此刻,项怀仁的大脑变得空洞,他不知道他在想什么也不知道自己想干什么,他只是愣愣的盯着水面,仿佛水中有什么东西吸引着他,那种感觉愈演愈烈,就在他刚准备跳下去只听“哇”的一声,项怀仁感觉头顶一凉,一股酒糟味传到他的鼻腔里。
他连忙站起来抹了一把脸,感觉手里粘糊糊的好像是什么排泄物一样的东西,胡乱的擦掉眼睛上黏糊糊的液体才看清眼前的人。
吐在他身上的是一个大约七八十岁的老酒鬼,老酒鬼衣衫褴褛,梳着一头乱糟糟的白色长发,酒糟鼻,背后背着一把桃木剑,拿着酒葫芦还斜夸一个麻布包在腰间。
项怀仁看着被自己洗的发白的“奶磕”长袖,愤怒的指着老头咆哮着“啊!你个老几吧灯!这可是我花了二十五块钱从地摊买的牌子货啊”。
老酒鬼红着脸眯缝着眼睛,他晃晃悠悠的走到岸边对着湖低下的人醉醺醺说道“你~你~你们都消停的啊!别~别跟贫道叫嚣!额……”,说完还不忘打个酒嗝。

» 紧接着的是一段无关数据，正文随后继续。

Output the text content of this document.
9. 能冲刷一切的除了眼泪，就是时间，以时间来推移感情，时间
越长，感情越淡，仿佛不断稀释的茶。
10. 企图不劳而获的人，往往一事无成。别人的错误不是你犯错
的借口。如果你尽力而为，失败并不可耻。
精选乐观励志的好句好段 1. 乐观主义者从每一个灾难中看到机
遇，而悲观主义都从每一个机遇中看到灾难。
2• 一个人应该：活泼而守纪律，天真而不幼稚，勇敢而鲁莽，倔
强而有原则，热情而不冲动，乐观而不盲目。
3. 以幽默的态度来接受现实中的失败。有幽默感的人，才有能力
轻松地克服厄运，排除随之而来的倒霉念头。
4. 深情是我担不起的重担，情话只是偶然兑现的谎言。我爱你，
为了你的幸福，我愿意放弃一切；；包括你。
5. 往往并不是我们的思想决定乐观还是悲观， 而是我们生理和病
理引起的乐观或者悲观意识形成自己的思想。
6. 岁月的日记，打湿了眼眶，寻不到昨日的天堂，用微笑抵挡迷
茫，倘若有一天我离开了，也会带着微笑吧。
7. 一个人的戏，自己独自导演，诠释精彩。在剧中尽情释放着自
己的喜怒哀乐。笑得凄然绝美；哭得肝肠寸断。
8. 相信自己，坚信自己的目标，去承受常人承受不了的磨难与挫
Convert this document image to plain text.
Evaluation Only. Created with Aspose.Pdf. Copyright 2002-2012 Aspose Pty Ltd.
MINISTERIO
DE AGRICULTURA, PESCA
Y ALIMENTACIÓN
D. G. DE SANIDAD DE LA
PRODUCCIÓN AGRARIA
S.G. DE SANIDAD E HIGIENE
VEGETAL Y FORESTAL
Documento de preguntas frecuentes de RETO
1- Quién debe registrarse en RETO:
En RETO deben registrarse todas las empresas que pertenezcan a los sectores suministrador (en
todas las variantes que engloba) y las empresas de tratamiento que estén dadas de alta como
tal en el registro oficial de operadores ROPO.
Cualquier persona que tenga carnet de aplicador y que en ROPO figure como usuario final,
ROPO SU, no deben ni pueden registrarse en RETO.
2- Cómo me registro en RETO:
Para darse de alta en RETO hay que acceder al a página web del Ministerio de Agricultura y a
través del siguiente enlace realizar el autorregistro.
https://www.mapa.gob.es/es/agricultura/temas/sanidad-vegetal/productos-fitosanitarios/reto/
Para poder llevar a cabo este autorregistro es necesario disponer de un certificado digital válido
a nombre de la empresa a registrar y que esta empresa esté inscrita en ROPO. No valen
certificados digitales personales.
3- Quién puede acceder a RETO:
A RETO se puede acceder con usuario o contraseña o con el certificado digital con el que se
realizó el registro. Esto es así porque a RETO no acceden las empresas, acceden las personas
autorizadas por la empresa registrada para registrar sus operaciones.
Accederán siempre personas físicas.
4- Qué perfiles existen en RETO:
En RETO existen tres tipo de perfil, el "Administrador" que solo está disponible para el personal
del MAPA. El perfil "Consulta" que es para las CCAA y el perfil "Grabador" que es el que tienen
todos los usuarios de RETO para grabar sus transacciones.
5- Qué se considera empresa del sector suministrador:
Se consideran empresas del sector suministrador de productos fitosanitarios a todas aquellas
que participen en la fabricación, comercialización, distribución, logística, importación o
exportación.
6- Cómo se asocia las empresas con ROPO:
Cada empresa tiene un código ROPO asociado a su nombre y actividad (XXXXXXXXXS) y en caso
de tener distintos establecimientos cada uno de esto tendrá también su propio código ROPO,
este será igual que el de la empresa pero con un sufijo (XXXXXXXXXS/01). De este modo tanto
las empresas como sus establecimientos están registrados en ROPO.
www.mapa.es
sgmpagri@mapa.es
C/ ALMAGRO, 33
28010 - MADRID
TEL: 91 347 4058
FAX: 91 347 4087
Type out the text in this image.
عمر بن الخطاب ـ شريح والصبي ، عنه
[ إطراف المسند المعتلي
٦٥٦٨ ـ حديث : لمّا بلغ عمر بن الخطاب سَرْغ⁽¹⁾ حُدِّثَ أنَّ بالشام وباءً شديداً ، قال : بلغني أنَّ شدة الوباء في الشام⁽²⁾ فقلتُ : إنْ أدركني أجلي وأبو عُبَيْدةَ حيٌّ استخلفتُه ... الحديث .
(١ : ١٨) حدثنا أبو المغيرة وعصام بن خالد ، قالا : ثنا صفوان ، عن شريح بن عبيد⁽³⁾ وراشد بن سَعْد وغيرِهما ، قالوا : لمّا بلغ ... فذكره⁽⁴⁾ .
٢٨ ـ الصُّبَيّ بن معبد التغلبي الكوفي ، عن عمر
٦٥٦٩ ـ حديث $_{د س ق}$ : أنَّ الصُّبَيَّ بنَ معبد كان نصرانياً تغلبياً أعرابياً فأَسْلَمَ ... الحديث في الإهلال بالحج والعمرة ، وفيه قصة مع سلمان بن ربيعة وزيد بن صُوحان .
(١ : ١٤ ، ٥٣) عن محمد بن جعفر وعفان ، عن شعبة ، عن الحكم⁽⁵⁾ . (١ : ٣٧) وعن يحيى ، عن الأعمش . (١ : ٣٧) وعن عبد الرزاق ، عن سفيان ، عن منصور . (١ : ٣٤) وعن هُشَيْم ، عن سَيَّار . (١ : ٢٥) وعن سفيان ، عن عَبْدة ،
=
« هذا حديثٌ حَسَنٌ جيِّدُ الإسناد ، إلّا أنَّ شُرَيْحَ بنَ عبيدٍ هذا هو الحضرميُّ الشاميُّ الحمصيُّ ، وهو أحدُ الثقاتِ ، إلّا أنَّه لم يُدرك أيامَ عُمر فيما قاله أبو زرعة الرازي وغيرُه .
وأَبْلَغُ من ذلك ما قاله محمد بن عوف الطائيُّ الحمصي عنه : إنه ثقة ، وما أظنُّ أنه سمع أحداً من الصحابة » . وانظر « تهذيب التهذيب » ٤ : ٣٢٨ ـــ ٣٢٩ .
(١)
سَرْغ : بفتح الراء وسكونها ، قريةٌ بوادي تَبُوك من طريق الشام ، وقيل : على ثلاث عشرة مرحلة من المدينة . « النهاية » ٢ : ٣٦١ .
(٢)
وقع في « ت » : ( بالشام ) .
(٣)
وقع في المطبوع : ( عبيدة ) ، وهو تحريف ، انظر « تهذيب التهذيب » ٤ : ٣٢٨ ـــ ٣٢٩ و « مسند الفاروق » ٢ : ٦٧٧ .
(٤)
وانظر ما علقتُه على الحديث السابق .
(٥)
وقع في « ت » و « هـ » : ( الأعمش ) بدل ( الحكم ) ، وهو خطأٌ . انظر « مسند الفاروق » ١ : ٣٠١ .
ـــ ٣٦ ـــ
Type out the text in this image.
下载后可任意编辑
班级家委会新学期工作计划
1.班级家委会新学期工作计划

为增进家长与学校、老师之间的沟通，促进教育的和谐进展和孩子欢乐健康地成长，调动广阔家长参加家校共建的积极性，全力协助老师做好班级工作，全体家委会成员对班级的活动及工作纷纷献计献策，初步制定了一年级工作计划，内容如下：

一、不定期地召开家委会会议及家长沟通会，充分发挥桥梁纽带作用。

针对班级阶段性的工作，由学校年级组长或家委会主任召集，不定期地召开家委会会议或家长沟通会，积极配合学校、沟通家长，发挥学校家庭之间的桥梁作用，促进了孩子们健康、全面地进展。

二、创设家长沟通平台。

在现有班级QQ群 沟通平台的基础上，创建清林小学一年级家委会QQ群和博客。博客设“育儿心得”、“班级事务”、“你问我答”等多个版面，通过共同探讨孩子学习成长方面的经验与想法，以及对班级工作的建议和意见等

湖中心本来满脸笑意的人们都拉下了脸用恶毒的眼神看着老头然后慢慢消失了。
于此同时,黑夜中的某个角落,一个腰间别着烟袋的老者盯着项怀仁二人思索许久后也慢慢退去,不过,他的存在并没有引起二人的注意。
项怀仁没有注意湖底的景象,见老酒鬼不说话更愤怒了“喂!老酒鬼!你看着我,别以为不理我就不用赔钱了,我告诉你不可能!赔钱!”。
老酒鬼闻声摇摇晃晃的转过了身子,“啥~啥钱啊?”,老酒鬼醉醺醺的说道。
项怀仁不耐烦的说道“你说啥钱?你吐了我一身!我衣服都脏了!看你是个老人我也不多要你的,一件衣服二十五在加上我需要洗个澡还有我需要…喂!你干嘛?”没等说完项怀仁就发现了老酒鬼有点不对劲,本来眯缝这眼睛的老头突然瞪大了眼睛盯着自己,看的他有点发慌。
项怀仁忽然想起一则本市新闻,“近日本市多名男性遭到同性性侵犯,犯罪嫌疑人至今逍遥法外,请各位市民夜间尽量待在家中”。